Land Value Tax- the Big Idea that's Right in Front of our Noses

JG
17 Jun 2018

In Lib Dem Voice on 3 June Helen Flynn urge the readers to come up with "big ideas" to solve our current housing market.

Helen Flynn rightly identifies the issue is not of 'supply and demand': … problems in the housing market … are not necessarily problems of the housing market. Helen Flynn then singles out "distribution" of housing as the main issue: "Some people are occupying a lot more housing than others … others are squeezed out of the market entirely".

There has always been a problem of "housing distribution". Witness the relative sizes of 'castles' and 'cottages' throughout the ages. Distribution is not 'the big idea'.

Neither is the "big idea" described by a quote of Alex Marsh: "We need to view housing primarily as a means of meeting fundamental human needs for security, shelter and privacy rather than as a vehicle for passively making large amounts of money."

The "big idea" must be what lies behind the "rather than" statement above. We need to fix what created this unsatisfactory situation.

To understand the cause, we need to recognise that 'a house ownership' is a multitude of economic needs, and the 'shelter' part often insignificant. The 'economic goods' (utilities) the property ownership provides are numerous: saving, investment, tax optimisation, pension, inheritance vehicle, inflation hedge, speculation, security, income protection … and shelter.
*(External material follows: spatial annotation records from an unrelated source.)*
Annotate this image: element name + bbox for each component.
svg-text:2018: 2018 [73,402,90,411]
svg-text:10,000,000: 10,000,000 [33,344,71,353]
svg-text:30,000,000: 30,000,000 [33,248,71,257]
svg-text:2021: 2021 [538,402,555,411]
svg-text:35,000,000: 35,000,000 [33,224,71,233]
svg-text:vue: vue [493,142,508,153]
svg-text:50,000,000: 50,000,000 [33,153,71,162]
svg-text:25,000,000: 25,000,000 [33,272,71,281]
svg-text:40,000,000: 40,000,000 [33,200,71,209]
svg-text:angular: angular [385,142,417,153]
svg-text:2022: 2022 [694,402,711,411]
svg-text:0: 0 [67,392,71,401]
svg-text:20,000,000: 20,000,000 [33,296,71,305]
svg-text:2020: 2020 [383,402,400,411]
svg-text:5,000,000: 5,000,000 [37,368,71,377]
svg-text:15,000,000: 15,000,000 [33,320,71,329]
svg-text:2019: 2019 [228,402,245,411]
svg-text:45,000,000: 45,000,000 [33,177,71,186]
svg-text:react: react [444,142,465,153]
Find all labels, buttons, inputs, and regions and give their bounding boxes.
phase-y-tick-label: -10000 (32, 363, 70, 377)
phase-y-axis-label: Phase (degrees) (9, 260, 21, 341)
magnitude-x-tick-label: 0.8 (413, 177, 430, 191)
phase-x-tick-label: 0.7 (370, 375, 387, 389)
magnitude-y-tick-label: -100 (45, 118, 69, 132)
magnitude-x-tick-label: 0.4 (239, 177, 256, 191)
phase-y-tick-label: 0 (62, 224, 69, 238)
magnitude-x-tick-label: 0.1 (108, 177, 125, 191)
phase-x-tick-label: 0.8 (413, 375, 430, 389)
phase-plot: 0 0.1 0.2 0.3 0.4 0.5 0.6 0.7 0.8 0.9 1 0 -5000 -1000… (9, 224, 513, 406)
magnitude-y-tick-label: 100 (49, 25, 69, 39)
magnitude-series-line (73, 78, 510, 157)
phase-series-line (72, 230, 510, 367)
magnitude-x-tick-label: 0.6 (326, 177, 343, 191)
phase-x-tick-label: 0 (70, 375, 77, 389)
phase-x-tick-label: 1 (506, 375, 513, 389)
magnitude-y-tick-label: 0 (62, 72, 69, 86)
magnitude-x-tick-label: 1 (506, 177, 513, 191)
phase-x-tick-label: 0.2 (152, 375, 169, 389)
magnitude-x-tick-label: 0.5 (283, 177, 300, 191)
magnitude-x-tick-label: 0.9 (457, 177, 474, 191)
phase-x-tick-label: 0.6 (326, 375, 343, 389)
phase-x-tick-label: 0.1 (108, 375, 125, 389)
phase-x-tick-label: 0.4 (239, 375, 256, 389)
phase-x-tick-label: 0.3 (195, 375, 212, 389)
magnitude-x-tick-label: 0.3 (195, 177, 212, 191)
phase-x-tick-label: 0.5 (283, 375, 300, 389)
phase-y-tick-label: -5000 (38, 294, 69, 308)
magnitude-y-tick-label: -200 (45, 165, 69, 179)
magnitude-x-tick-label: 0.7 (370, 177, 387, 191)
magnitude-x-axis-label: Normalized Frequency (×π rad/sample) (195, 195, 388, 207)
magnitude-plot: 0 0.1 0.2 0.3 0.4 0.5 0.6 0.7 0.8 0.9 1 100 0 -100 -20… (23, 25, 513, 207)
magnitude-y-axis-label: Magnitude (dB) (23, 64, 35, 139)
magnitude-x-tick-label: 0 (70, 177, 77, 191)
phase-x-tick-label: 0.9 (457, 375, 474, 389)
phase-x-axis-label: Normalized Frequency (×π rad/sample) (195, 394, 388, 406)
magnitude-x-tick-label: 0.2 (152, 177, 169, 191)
The big idea must be how to move 'the shelter' consumable up front and limit the rest to a manageable degree. And the big idea here is to match the utility benefit (see the list above) with the utility cost. The distortion in the housing market is there because the 'utility benefit' and 'utility cost' are often divorced from each other. Even worse, one - the benefit - goes to a private person, the other - cost - is borne by somebody else. Often, but not always, a public body. Mortgage relief, housing benefit, infrastructure investment, tax regime … all these transfer monies from public purse to private profit. (PP2PP).

Trying to solve housing in terms of societal and economic changes, benefit restrictions etc will not work. Ownership distribution, improvement in housing benefits, societal change, allocation enforcement, even building new houses will not fix the hosing market. Indeed, all those socially liberal actions led us where we are. We need to attack the cause, not the result.

The common cause for unsatisfactory housing distribution is the distorted fiscal regime for housing. In any market money can be attracted by distorting the fiscal regime but this squeezes out the primary function of the market. The oil business is driven by supplying fuel to a miniscule degree. Another illustration is the current closure of high street shops which pay business rates and a surge in on-line retailing which does not pay business rates.

It is inconceivable to attack any single element of property ownership utility separately and on its own. Fortunately, 'the big idea' is with us and has been for millennia: Land Value Tax (LVT). Tax directly the ownership and you remove the fiscal distortion. Liberal Democrats and ALTER are the place to push this 'big idea' forward. ALTER should apply for Paddy Ashdown's grant to work on fiscal distortion of housing market and its LVT solution.

Notes:

Average Floor Space by Country
Floor Space

A good read on fiscal distortion of the housing market is supplied by the Dutch.
The drive for 'distribution' led to the UK building the smallest new houses in the developed world. Overcrowded Netherlands, deprived Greece, comparable Germany all build houses 50% bigger than we do.